Brilliance of Biomimicry

As children, we would watch the skies and visualize the shapes of clouds as animals or characters. As adults, we observe nature and visualize its shapes for inspiration in engineering. We have grown from learning about nature to learning from nature. This way of thinking has led to what is called, “biomimicry” which refers to Earth-inspired design.

For decades, companies have researched and mimicked nature to evolve their own products to become economically sophisticated. One example is the Shinkansen Bullet train which is the fastest in the world. Upon its unveiling, it was also considered one of the loudest noise polluters in the area. Its engineers then redesigned the nose on a design based on the beaks of kingfishers which can dive silently into the water to retrieve its prey. This restructuring naturally led to a dramatic decrease in noise. One of the most cited successful examples of biomimicry is Georges de Mestral’s velcro which he patented in 1955 after observing how burs would stick to his clothing. More recently, NASA designed robotic feet inspired from geckos to help adhere to irregular surfaces in space.
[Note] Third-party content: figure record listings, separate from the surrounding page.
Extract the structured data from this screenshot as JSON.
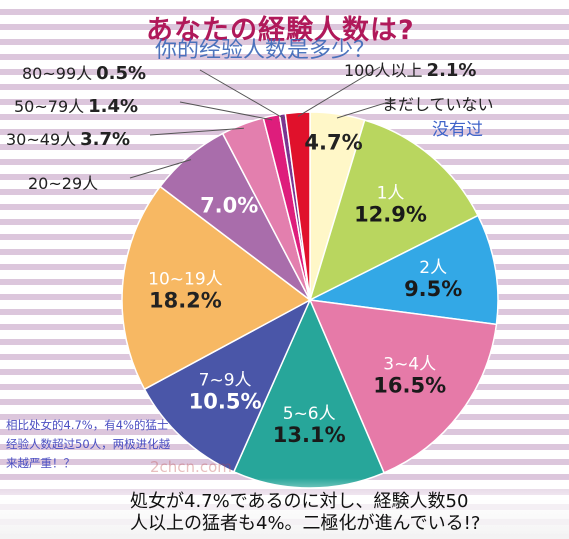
{
  "title": "あなたの経験人数は?",
  "subtitle_cn": "你的经验人数是多少？",
  "note_cn": "没有过",
  "footer": {
    "line1": "処女が4.7%であるのに対し、経験人数50",
    "line2": "人以上の猛者も4%。二極化が進んでいる!?"
  },
  "side_note": "相比处女的4.7%，有4%的猛士经验人数超过50人，两极进化越来越严重！？",
  "watermark": "2chcn.com",
  "colors": {
    "title": "#b0195a",
    "stripe": "#dcc6dc",
    "subtitle_cn": "#3b67b8"
  },
  "chart_data": {
    "type": "pie",
    "title": "あなたの経験人数は?",
    "slices": [
      {
        "label": "まだしていない",
        "value": 4.7,
        "display": "4.7%",
        "color": "#fff7c8"
      },
      {
        "label": "1人",
        "value": 12.9,
        "display": "12.9%",
        "color": "#b9d65f"
      },
      {
        "label": "2人",
        "value": 9.5,
        "display": "9.5%",
        "color": "#33a8e6"
      },
      {
        "label": "3~4人",
        "value": 16.5,
        "display": "16.5%",
        "color": "#e67aa8"
      },
      {
        "label": "5~6人",
        "value": 13.1,
        "display": "13.1%",
        "color": "#27a69a"
      },
      {
        "label": "7~9人",
        "value": 10.5,
        "display": "10.5%",
        "color": "#4a56a8"
      },
      {
        "label": "10~19人",
        "value": 18.2,
        "display": "18.2%",
        "color": "#f7b863"
      },
      {
        "label": "20~29人",
        "value": 7.0,
        "display": "7.0%",
        "color": "#a96dab"
      },
      {
        "label": "30~49人",
        "value": 3.7,
        "display": "3.7%",
        "color": "#e37fae"
      },
      {
        "label": "50~79人",
        "value": 1.4,
        "display": "1.4%",
        "color": "#de1d7c"
      },
      {
        "label": "80~99人",
        "value": 0.5,
        "display": "0.5%",
        "color": "#7a3590"
      },
      {
        "label": "100人以上",
        "value": 2.1,
        "display": "2.1%",
        "color": "#e0112b"
      }
    ]
  }
}
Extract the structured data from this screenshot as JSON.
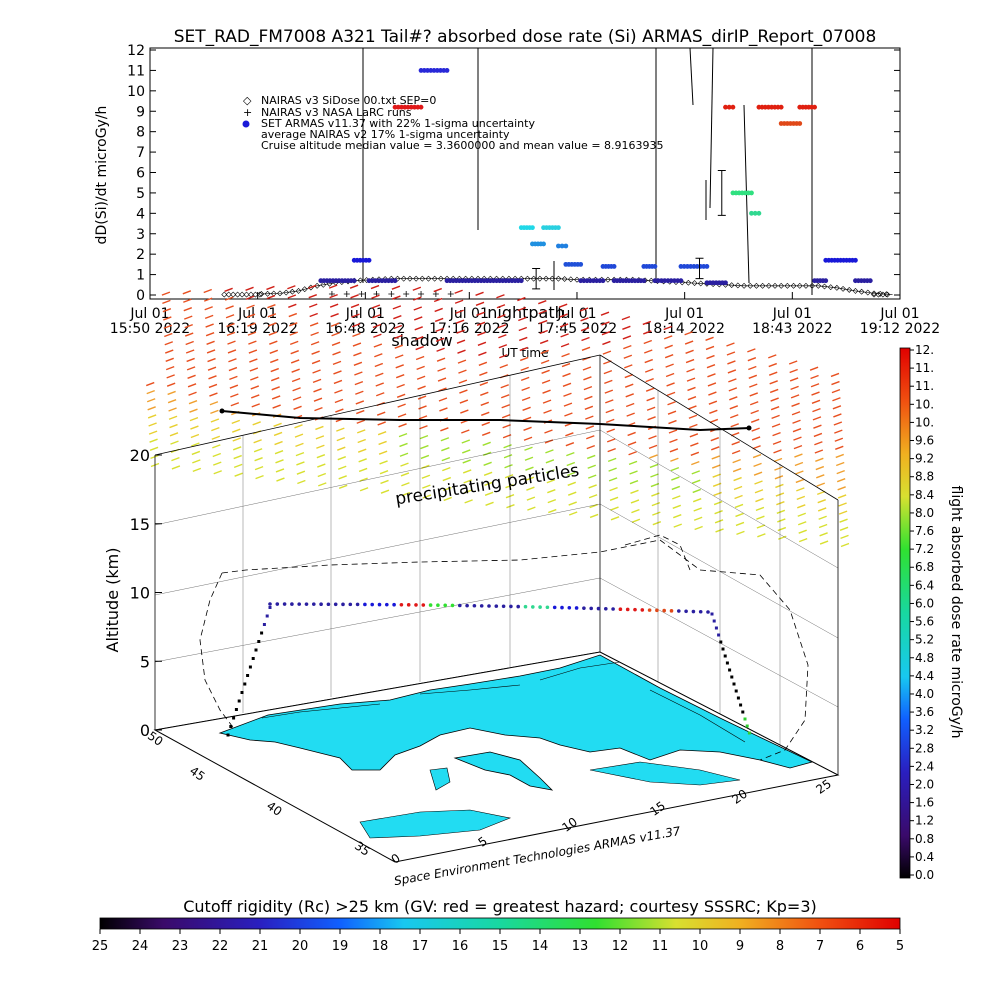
{
  "title": "SET_RAD_FM7008   A321 Tail#? absorbed dose rate (Si) ARMAS_dirIP_Report_07008",
  "chart_data": [
    {
      "type": "scatter",
      "ylabel": "dD(Si)/dt microGy/h",
      "xlabel": "UT time",
      "ylim": [
        0,
        12
      ],
      "yticks": [
        "0",
        "1",
        "2",
        "3",
        "4",
        "5",
        "6",
        "7",
        "8",
        "9",
        "10",
        "11",
        "12"
      ],
      "xticks": [
        {
          "l1": "Jul 01",
          "l2": "15:50 2022",
          "t": 0
        },
        {
          "l1": "Jul 01",
          "l2": "16:19 2022",
          "t": 29
        },
        {
          "l1": "Jul 01",
          "l2": "16:48 2022",
          "t": 58
        },
        {
          "l1": "Jul 01",
          "l2": "17:16 2022",
          "t": 86
        },
        {
          "l1": "Jul 01",
          "l2": "17:45 2022",
          "t": 115
        },
        {
          "l1": "Jul 01",
          "l2": "18:14 2022",
          "t": 144
        },
        {
          "l1": "Jul 01",
          "l2": "18:43 2022",
          "t": 173
        },
        {
          "l1": "Jul 01",
          "l2": "19:12 2022",
          "t": 202
        }
      ],
      "overlay_labels": {
        "shadow": "shadow",
        "nightpath": "nightpath"
      },
      "legend": [
        {
          "symbol": "diamond",
          "text": "NAIRAS v3 SiDose 00.txt SEP=0"
        },
        {
          "symbol": "plus",
          "text": "NAIRAS v3 NASA LaRC runs"
        },
        {
          "symbol": "dot",
          "text": "SET ARMAS v11.37 with 22% 1-sigma uncertainty"
        },
        {
          "symbol": "none",
          "text": "average NAIRAS v2 17% 1-sigma uncertainty"
        },
        {
          "symbol": "none",
          "text": "Cruise altitude median value = 3.3600000 and mean value = 8.9163935"
        }
      ],
      "series": [
        {
          "name": "SET ARMAS v11.37 with 22% 1-sigma uncertainty",
          "color": "#2828d0",
          "segments": [
            {
              "t0": 46,
              "t1": 55,
              "v": 0.7,
              "color": "#2a1fa0"
            },
            {
              "t0": 55,
              "t1": 59,
              "v": 1.7,
              "color": "#1818d8"
            },
            {
              "t0": 59,
              "t1": 66,
              "v": 0.7,
              "color": "#2a1fa0"
            },
            {
              "t0": 66,
              "t1": 73,
              "v": 9.2,
              "color": "#e01818"
            },
            {
              "t0": 73,
              "t1": 80,
              "v": 11.0,
              "color": "#2828d8"
            },
            {
              "t0": 80,
              "t1": 100,
              "v": 0.7,
              "color": "#2a1fa0"
            },
            {
              "t0": 100,
              "t1": 103,
              "v": 3.3,
              "color": "#20d8e8"
            },
            {
              "t0": 103,
              "t1": 106,
              "v": 2.5,
              "color": "#2090e0"
            },
            {
              "t0": 106,
              "t1": 110,
              "v": 3.3,
              "color": "#2ad0e0"
            },
            {
              "t0": 110,
              "t1": 112,
              "v": 2.4,
              "color": "#2080e0"
            },
            {
              "t0": 112,
              "t1": 116,
              "v": 1.5,
              "color": "#2050d8"
            },
            {
              "t0": 116,
              "t1": 122,
              "v": 0.7,
              "color": "#2a1fa0"
            },
            {
              "t0": 122,
              "t1": 125,
              "v": 1.4,
              "color": "#2048d8"
            },
            {
              "t0": 125,
              "t1": 133,
              "v": 0.7,
              "color": "#2a1fa0"
            },
            {
              "t0": 133,
              "t1": 136,
              "v": 1.4,
              "color": "#2048d8"
            },
            {
              "t0": 136,
              "t1": 143,
              "v": 0.7,
              "color": "#2a1fa0"
            },
            {
              "t0": 143,
              "t1": 150,
              "v": 1.4,
              "color": "#2048d8"
            },
            {
              "t0": 150,
              "t1": 155,
              "v": 0.6,
              "color": "#2a1fa0"
            },
            {
              "t0": 155,
              "t1": 157,
              "v": 9.2,
              "color": "#e02010"
            },
            {
              "t0": 157,
              "t1": 162,
              "v": 5.0,
              "color": "#30e080"
            },
            {
              "t0": 162,
              "t1": 164,
              "v": 4.0,
              "color": "#30d890"
            },
            {
              "t0": 164,
              "t1": 170,
              "v": 9.2,
              "color": "#e02010"
            },
            {
              "t0": 170,
              "t1": 175,
              "v": 8.4,
              "color": "#e04818"
            },
            {
              "t0": 175,
              "t1": 179,
              "v": 9.2,
              "color": "#e02010"
            },
            {
              "t0": 179,
              "t1": 182,
              "v": 0.7,
              "color": "#2a1fa0"
            },
            {
              "t0": 182,
              "t1": 190,
              "v": 1.7,
              "color": "#1818d8"
            },
            {
              "t0": 190,
              "t1": 194,
              "v": 0.7,
              "color": "#2a1fa0"
            }
          ]
        },
        {
          "name": "NAIRAS v3 SiDose 00.txt SEP=0",
          "color": "#000000",
          "points": [
            [
              30,
              0.05
            ],
            [
              35,
              0.08
            ],
            [
              40,
              0.2
            ],
            [
              45,
              0.45
            ],
            [
              50,
              0.6
            ],
            [
              55,
              0.7
            ],
            [
              60,
              0.75
            ],
            [
              65,
              0.8
            ],
            [
              70,
              0.8
            ],
            [
              75,
              0.8
            ],
            [
              80,
              0.8
            ],
            [
              85,
              0.8
            ],
            [
              90,
              0.8
            ],
            [
              95,
              0.8
            ],
            [
              100,
              0.8
            ],
            [
              105,
              0.8
            ],
            [
              110,
              0.8
            ],
            [
              115,
              0.75
            ],
            [
              120,
              0.75
            ],
            [
              125,
              0.75
            ],
            [
              130,
              0.75
            ],
            [
              135,
              0.7
            ],
            [
              140,
              0.65
            ],
            [
              145,
              0.6
            ],
            [
              150,
              0.55
            ],
            [
              155,
              0.5
            ],
            [
              160,
              0.45
            ],
            [
              165,
              0.45
            ],
            [
              170,
              0.45
            ],
            [
              175,
              0.45
            ],
            [
              180,
              0.45
            ],
            [
              185,
              0.35
            ],
            [
              190,
              0.2
            ],
            [
              195,
              0.08
            ],
            [
              200,
              0.02
            ]
          ]
        },
        {
          "name": "NAIRAS v3 NASA LaRC runs",
          "color": "#000000",
          "points": [
            [
              49,
              0.05
            ],
            [
              53,
              0.05
            ],
            [
              57,
              0.05
            ],
            [
              61,
              0.05
            ],
            [
              65,
              0.05
            ],
            [
              69,
              0.05
            ],
            [
              73,
              0.05
            ],
            [
              77,
              0.05
            ],
            [
              81,
              0.05
            ]
          ]
        }
      ]
    },
    {
      "type": "scatter",
      "subtype": "3d-trajectory",
      "zlabel": "Altitude (km)",
      "zticks": [
        "0",
        "5",
        "10",
        "15",
        "20"
      ],
      "lat_ticks": [
        "50",
        "45",
        "40",
        "35"
      ],
      "lon_ticks": [
        "0",
        "5",
        "10",
        "15",
        "20",
        "25"
      ],
      "annotation": "precipitating particles",
      "credit": "Space Environment Technologies ARMAS v11.37",
      "cruise_altitude_km": 9.3
    },
    {
      "type": "heatmap",
      "colorbar": "vertical",
      "label": "flight absorbed dose rate microGy/h",
      "ticks": [
        "0.0",
        "0.4",
        "0.8",
        "1.2",
        "1.6",
        "2.0",
        "2.4",
        "2.8",
        "3.2",
        "3.6",
        "4.0",
        "4.4",
        "4.8",
        "5.2",
        "5.6",
        "6.0",
        "6.4",
        "6.8",
        "7.2",
        "7.6",
        "8.0",
        "8.4",
        "8.8",
        "9.2",
        "9.6",
        "10.",
        "10.",
        "11.",
        "11.",
        "12."
      ]
    },
    {
      "type": "heatmap",
      "colorbar": "horizontal",
      "label": "Cutoff rigidity (Rc) >25 km (GV: red = greatest hazard; courtesy SSSRC; Kp=3)",
      "ticks": [
        "25",
        "24",
        "23",
        "22",
        "21",
        "20",
        "19",
        "18",
        "17",
        "16",
        "15",
        "14",
        "13",
        "12",
        "11",
        "10",
        "9",
        "8",
        "7",
        "6",
        "5"
      ]
    }
  ],
  "colors": {
    "ocean": "#ffffff",
    "land": "#22dcf2",
    "track_low": "#2a1fa0",
    "track_high": "#e01818"
  }
}
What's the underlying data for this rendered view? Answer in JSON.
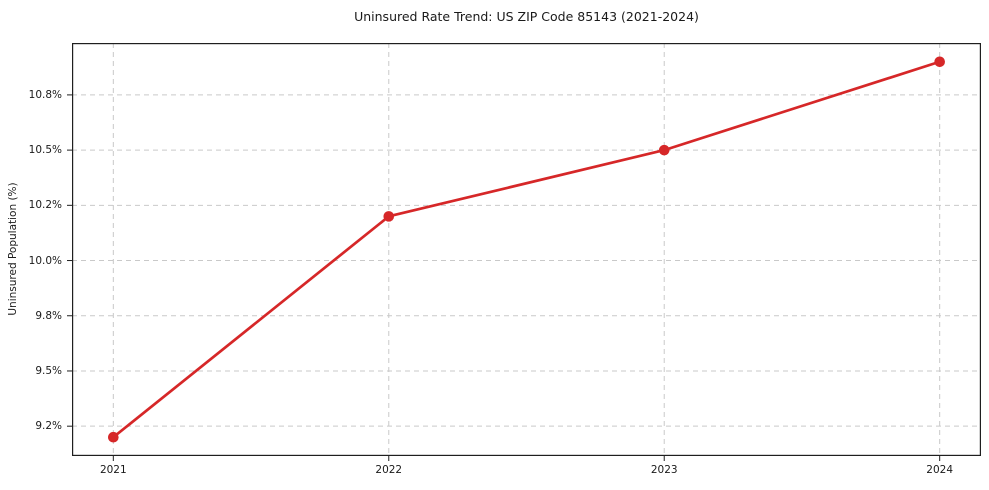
{
  "chart_data": {
    "type": "line",
    "title": "Uninsured Rate Trend: US ZIP Code 85143 (2021-2024)",
    "xlabel": "",
    "ylabel": "Uninsured Population (%)",
    "categories": [
      2021,
      2022,
      2023,
      2024
    ],
    "values": [
      9.2,
      10.2,
      10.5,
      10.9
    ],
    "units": "percent",
    "line_color": "#d62728",
    "marker": "circle",
    "marker_color": "#d62728",
    "grid": true,
    "grid_style": "dashed",
    "grid_color": "#c9c9c9",
    "spine_color": "#1f1f1f",
    "background_color": "#ffffff",
    "legend": "none",
    "xlim": [
      2020.85,
      2024.15
    ],
    "ylim": [
      9.115,
      10.985
    ],
    "xticks": [
      {
        "value": 2021,
        "label": "2021"
      },
      {
        "value": 2022,
        "label": "2022"
      },
      {
        "value": 2023,
        "label": "2023"
      },
      {
        "value": 2024,
        "label": "2024"
      }
    ],
    "yticks": [
      {
        "value": 9.25,
        "label": "9.2%"
      },
      {
        "value": 9.5,
        "label": "9.5%"
      },
      {
        "value": 9.75,
        "label": "9.8%"
      },
      {
        "value": 10.0,
        "label": "10.0%"
      },
      {
        "value": 10.25,
        "label": "10.2%"
      },
      {
        "value": 10.5,
        "label": "10.5%"
      },
      {
        "value": 10.75,
        "label": "10.8%"
      }
    ]
  }
}
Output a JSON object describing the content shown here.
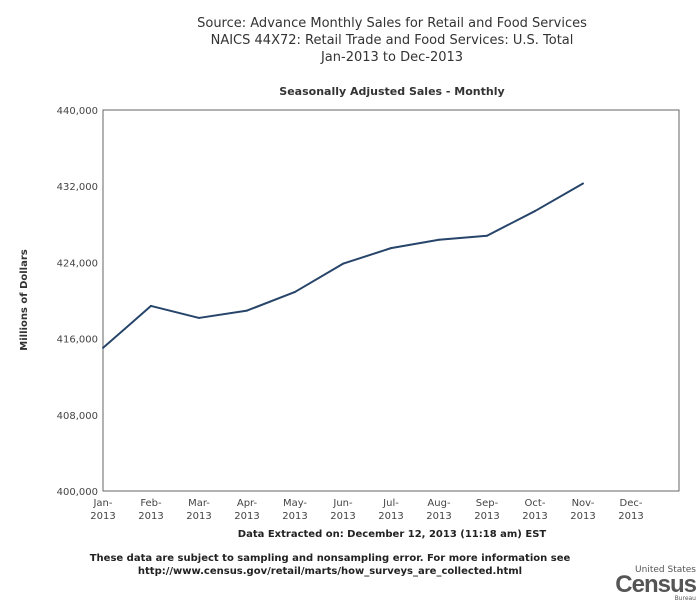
{
  "chart_data": {
    "type": "line",
    "title_lines": [
      "Source: Advance Monthly Sales for Retail and Food Services",
      "NAICS 44X72: Retail Trade and Food Services: U.S. Total",
      "Jan-2013 to Dec-2013"
    ],
    "subtitle": "Seasonally Adjusted Sales - Monthly",
    "ylabel": "Millions of Dollars",
    "xlabel": "Data Extracted on: December 12, 2013 (11:18 am) EST",
    "ylim": [
      400000,
      440000
    ],
    "yticks": [
      400000,
      408000,
      416000,
      424000,
      432000,
      440000
    ],
    "ytick_labels": [
      "400,000",
      "408,000",
      "416,000",
      "424,000",
      "432,000",
      "440,000"
    ],
    "categories": [
      [
        "Jan-",
        "2013"
      ],
      [
        "Feb-",
        "2013"
      ],
      [
        "Mar-",
        "2013"
      ],
      [
        "Apr-",
        "2013"
      ],
      [
        "May-",
        "2013"
      ],
      [
        "Jun-",
        "2013"
      ],
      [
        "Jul-",
        "2013"
      ],
      [
        "Aug-",
        "2013"
      ],
      [
        "Sep-",
        "2013"
      ],
      [
        "Oct-",
        "2013"
      ],
      [
        "Nov-",
        "2013"
      ],
      [
        "Dec-",
        "2013"
      ]
    ],
    "series": [
      {
        "name": "Seasonally Adjusted Sales",
        "color": "#27456a",
        "values": [
          415020,
          419430,
          418170,
          418940,
          420900,
          423860,
          425500,
          426380,
          426800,
          429390,
          432280,
          null
        ]
      }
    ],
    "grid": false,
    "legend": "none"
  },
  "footer": {
    "line1": "These data are subject to sampling and nonsampling error. For more information see",
    "line2": "http://www.census.gov/retail/marts/how_surveys_are_collected.html"
  },
  "logo": {
    "top": "United States",
    "main": "Census",
    "bottom": "Bureau"
  }
}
What makes biomimicry so fascinating is its reliance on nature’s template in combining the natural with the unnatural. Plants, insects and animals have been refined into perfectly engineered specimens through years of processes such as adaptation and evolution. Rather than looking towards other forms of manmade technology, engineers look towards an already perfectly formed world that serves as a blueprint. By leaning into nature rather than pushing against it we can continue to find inspiration that will positively transform our lives.